Walpurgis Night is celebrated in many European countries on night of 30 April and the day of 1 May. For example, in Estonia, Volbriöö is an important and widespread celebration of the arrival of spring in the country. It is celebrated throughout the night of 30 April, and 1 May is a public holiday called “Spring Day” (Kevadpüha). In Finland, Walpurgis night (Vappu) is one of the four biggest holidays along with Christmas Eve and New Year’s Eve. Walpurgis witnesses the biggest carnival-style festival held in Finland’s cities and towns. In Czech Republic huge bonfires are built and burnt in the evening, preferably on top of hills to celebrate coming spring.
Valborg, as this celebration is called in Swedish, also marks the arrival of spring. The forms of celebration vary in different parts of the country and between different cities. Walpurgis celebrations are not a family occasion but rather a public event. Celebrations normally include lighting the bonfire, choral singing and a speech to honour the arrival of the spring season, often held by a local celebrity.
IMFSE students also joined evening celebration in Lund and we were feeling as we are a part of the big friendly community, participating in the huge gathering in Stadsparken. That day park was visited by around 30,000 people. The police and the municipality have been working on the preparations since the turn of the year. People were celebrating coming spring from the early morning, and the festivity epically finished in the evening by the huge bonfire.

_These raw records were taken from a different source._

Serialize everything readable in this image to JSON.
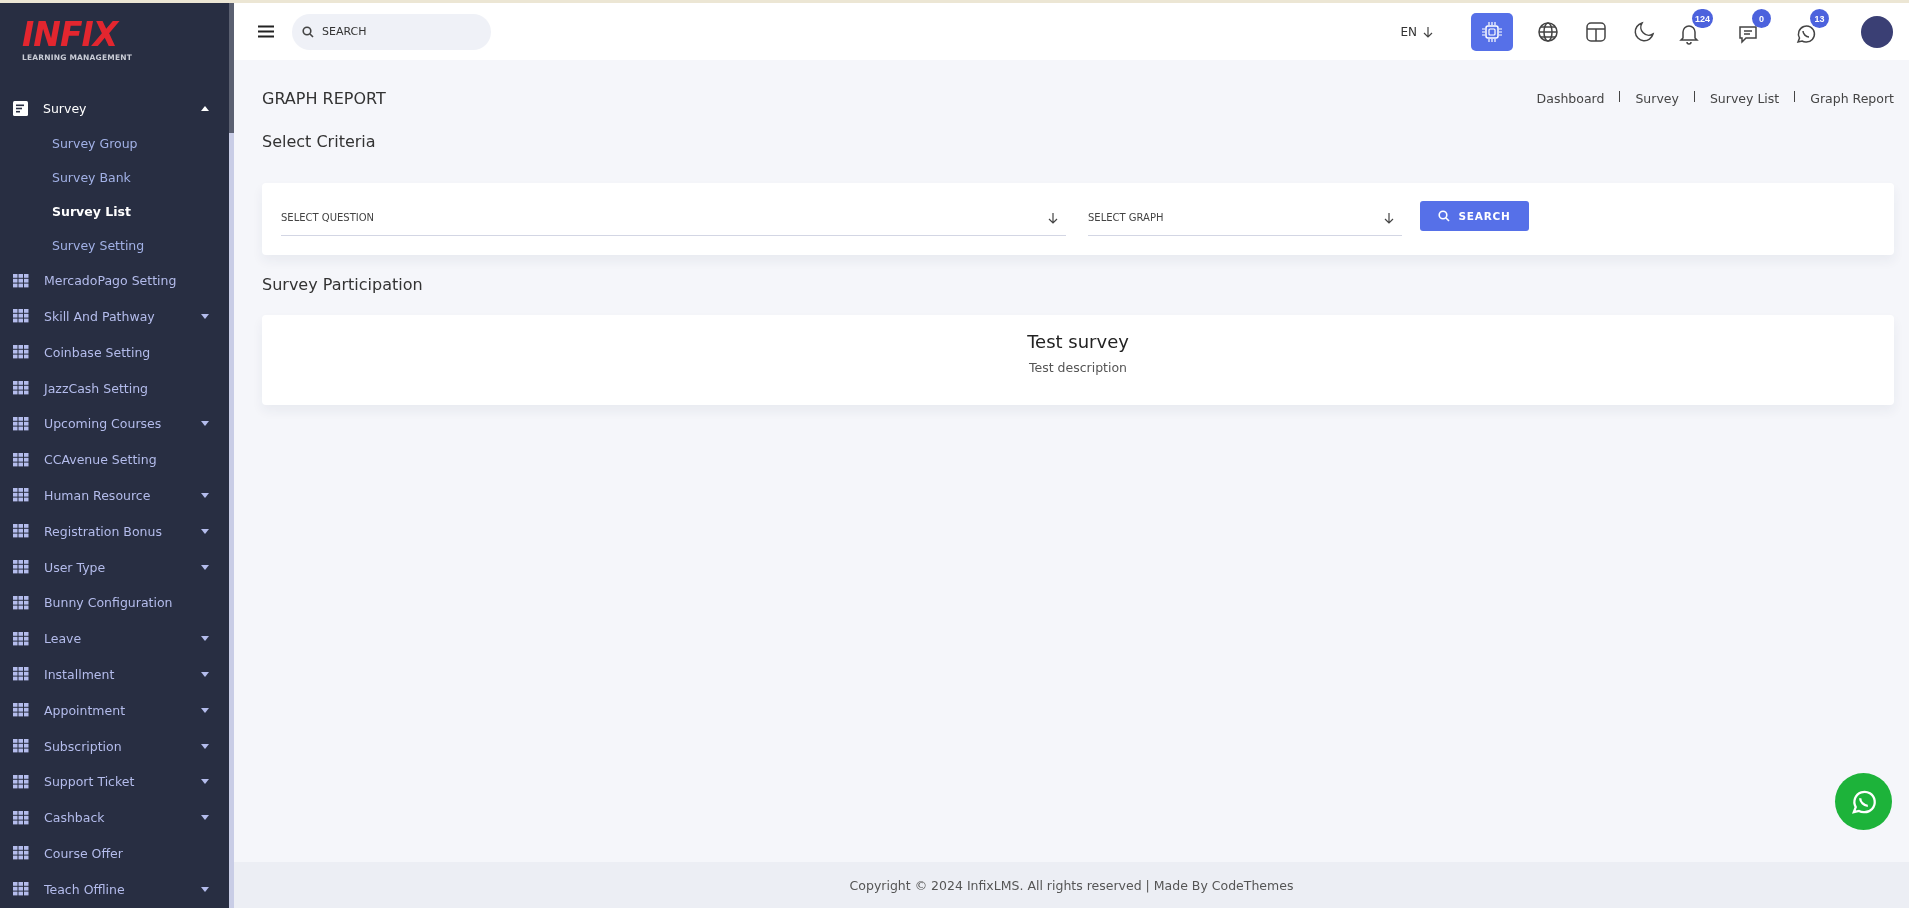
{
  "sidebar": {
    "logo": {
      "title": "INFIX",
      "subtitle": "LEARNING MANAGEMENT"
    },
    "items": [
      {
        "label": "Survey",
        "kind": "group",
        "active": true,
        "expanded": true,
        "children": [
          {
            "label": "Survey Group",
            "selected": false
          },
          {
            "label": "Survey Bank",
            "selected": false
          },
          {
            "label": "Survey List",
            "selected": true
          },
          {
            "label": "Survey Setting",
            "selected": false
          }
        ]
      },
      {
        "label": "MercadoPago Setting",
        "kind": "link",
        "active": false
      },
      {
        "label": "Skill And Pathway",
        "kind": "group",
        "active": false,
        "expanded": false
      },
      {
        "label": "Coinbase Setting",
        "kind": "link",
        "active": false
      },
      {
        "label": "JazzCash Setting",
        "kind": "link",
        "active": false
      },
      {
        "label": "Upcoming Courses",
        "kind": "group",
        "active": false,
        "expanded": false
      },
      {
        "label": "CCAvenue Setting",
        "kind": "link",
        "active": false
      },
      {
        "label": "Human Resource",
        "kind": "group",
        "active": false,
        "expanded": false
      },
      {
        "label": "Registration Bonus",
        "kind": "group",
        "active": false,
        "expanded": false
      },
      {
        "label": "User Type",
        "kind": "group",
        "active": false,
        "expanded": false
      },
      {
        "label": "Bunny Configuration",
        "kind": "link",
        "active": false
      },
      {
        "label": "Leave",
        "kind": "group",
        "active": false,
        "expanded": false
      },
      {
        "label": "Installment",
        "kind": "group",
        "active": false,
        "expanded": false
      },
      {
        "label": "Appointment",
        "kind": "group",
        "active": false,
        "expanded": false
      },
      {
        "label": "Subscription",
        "kind": "group",
        "active": false,
        "expanded": false
      },
      {
        "label": "Support Ticket",
        "kind": "group",
        "active": false,
        "expanded": false
      },
      {
        "label": "Cashback",
        "kind": "group",
        "active": false,
        "expanded": false
      },
      {
        "label": "Course Offer",
        "kind": "link",
        "active": false
      },
      {
        "label": "Teach Offline",
        "kind": "group",
        "active": false,
        "expanded": false
      }
    ]
  },
  "header": {
    "search": {
      "placeholder": "SEARCH"
    },
    "language": "EN",
    "badges": [
      {
        "kind": "bell",
        "count": "124"
      },
      {
        "kind": "chat",
        "count": "0"
      },
      {
        "kind": "whatsapp",
        "count": "13"
      }
    ]
  },
  "page": {
    "title": "GRAPH REPORT",
    "breadcrumbs": [
      "Dashboard",
      "Survey",
      "Survey List",
      "Graph Report"
    ],
    "criteria": {
      "heading": "Select Criteria",
      "fields": [
        {
          "label": "SELECT QUESTION"
        },
        {
          "label": "SELECT GRAPH"
        }
      ],
      "button": "SEARCH"
    },
    "participation": {
      "heading": "Survey Participation",
      "title": "Test survey",
      "description": "Test description"
    }
  },
  "footer": "Copyright © 2024 InfixLMS. All rights reserved | Made By CodeThemes"
}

In one of her blogs, Farah has already told that though fire can be a source of joy and celebration, we as Fire Safety Engineers know about the danger of it. So usually we are always highly concerned about fire safety in the public places, and and this time we also paid a lot of attention to adherence of safety rules. Discovered that everything is fine, everyone is standing at the good distance from fire, and fire extinguishers are on their place, we started celebration of our first Valborg in Sweden!